The study, “Replacing Justice Breyer,” suggests that in the near term, the court’s center of power is unlikely to shift to the left, given that the list of possible Biden nominees is ideologically close to Breyer.

The report was written by Lee Epstein, the Ethan A.H. Shepley Distinguished University Professor at Washington University and noted Supreme Court expert; Washington University Chancellor Andrew Martin, a professor of political science in Arts & Sciences and at the university’s School of Law; and Kevin Quinn of the University of Michigan.


“Because all the potential nominees are ideologically fairly close to Breyer and Justice Elena Kagan, none are well-positioned, at least in the short term, to move the court’s center of power to the left,” the authors wrote. “The implication, in turn, is that there are no implications of Breyer’s departure.”

“Of the three Democrats serving with Breyer, he cast the lowest percentage of liberal votes over his 27 completed terms,” they wrote. “Drilling down into the data, a comparison of Breyer and Kagan shows that when the two disagreed, Breyer tended to vote in the conservative direction (46 of 70 disagreements, or 65.7%). Ditto for Justice Sonya Sotomayor (70 of 100 disagreements, or 70%).”

Were the Biden appointee to hold views closer to liberal Justices Sotomayor or Kagan, the left side of the court would pick up a vote, they found.

Andrew Martin

“This may be especially likely in civil rights and criminal cases implicating gender and race,” the authors wrote. “Research shows that female appellate judges are more likely to favor plaintiffs alleging gender-based employment discrimination and sexual harassment; and equally noteworthy, when a woman serves on a panel with men, the men are significantly more likely to rule in favor of the rights litigant.”

An additional vote in these areas may not make much difference on the current court, they wrote. “But considering the age of some of Biden’s nominees, a more left-leaning voice could well matter in the long term.”

In addition, the home state of the potential nominee might influence future ideological drift.
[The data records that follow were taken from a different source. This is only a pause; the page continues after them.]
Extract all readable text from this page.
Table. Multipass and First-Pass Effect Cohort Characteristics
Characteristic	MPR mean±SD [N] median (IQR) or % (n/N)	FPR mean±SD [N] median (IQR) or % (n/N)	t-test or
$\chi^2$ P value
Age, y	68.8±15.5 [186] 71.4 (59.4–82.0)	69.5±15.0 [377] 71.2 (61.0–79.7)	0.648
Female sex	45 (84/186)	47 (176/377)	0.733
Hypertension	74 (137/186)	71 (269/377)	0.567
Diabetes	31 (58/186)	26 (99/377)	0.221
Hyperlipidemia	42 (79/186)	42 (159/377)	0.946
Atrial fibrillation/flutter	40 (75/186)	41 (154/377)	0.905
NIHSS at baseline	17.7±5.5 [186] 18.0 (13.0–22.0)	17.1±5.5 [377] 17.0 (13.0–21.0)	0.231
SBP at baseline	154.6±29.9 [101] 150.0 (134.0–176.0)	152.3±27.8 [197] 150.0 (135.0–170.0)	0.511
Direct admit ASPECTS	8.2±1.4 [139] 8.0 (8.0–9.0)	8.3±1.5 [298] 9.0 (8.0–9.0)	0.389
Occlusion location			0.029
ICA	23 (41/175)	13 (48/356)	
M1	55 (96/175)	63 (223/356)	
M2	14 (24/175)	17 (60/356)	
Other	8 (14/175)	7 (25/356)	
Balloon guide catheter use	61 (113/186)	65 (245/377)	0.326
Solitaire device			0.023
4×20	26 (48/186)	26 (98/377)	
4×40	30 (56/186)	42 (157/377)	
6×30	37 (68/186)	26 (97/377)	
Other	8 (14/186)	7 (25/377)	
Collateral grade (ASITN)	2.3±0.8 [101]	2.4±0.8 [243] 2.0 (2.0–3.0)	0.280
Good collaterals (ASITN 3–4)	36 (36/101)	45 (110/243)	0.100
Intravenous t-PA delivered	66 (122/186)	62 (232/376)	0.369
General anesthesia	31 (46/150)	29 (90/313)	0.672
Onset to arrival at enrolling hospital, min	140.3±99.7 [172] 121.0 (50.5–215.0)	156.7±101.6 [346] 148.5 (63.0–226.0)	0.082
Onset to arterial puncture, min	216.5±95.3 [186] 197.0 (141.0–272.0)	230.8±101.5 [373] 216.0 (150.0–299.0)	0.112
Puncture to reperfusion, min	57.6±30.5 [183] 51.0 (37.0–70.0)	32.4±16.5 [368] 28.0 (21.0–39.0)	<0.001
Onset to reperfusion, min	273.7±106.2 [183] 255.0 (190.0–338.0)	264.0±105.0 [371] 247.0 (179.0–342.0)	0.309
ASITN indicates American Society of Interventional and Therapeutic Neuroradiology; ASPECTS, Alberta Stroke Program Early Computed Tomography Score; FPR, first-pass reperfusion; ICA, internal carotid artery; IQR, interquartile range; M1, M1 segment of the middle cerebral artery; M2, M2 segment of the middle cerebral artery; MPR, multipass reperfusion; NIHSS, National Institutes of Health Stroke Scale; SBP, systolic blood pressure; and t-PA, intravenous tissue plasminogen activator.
Previous research from Epstein, who is also a professor of law and of political science, Martin and Quinn found that as many as half of all justices serving since 1937 diverged from their president’s ideology or otherwise drifted to the right or, more typically, to the left. Their previous research also shows that justices are less likely to drift if they were a federal official working in the District of Columbia at the time of their appointment.

“Emerging from this analysis and the existing literature is a straightforward prediction,” the authors wrote. “Were Biden to reach into the heartland or the South and select a nominee with little or no connection to Washington, D.C., the odds of ideological divergence from his ideology increase.”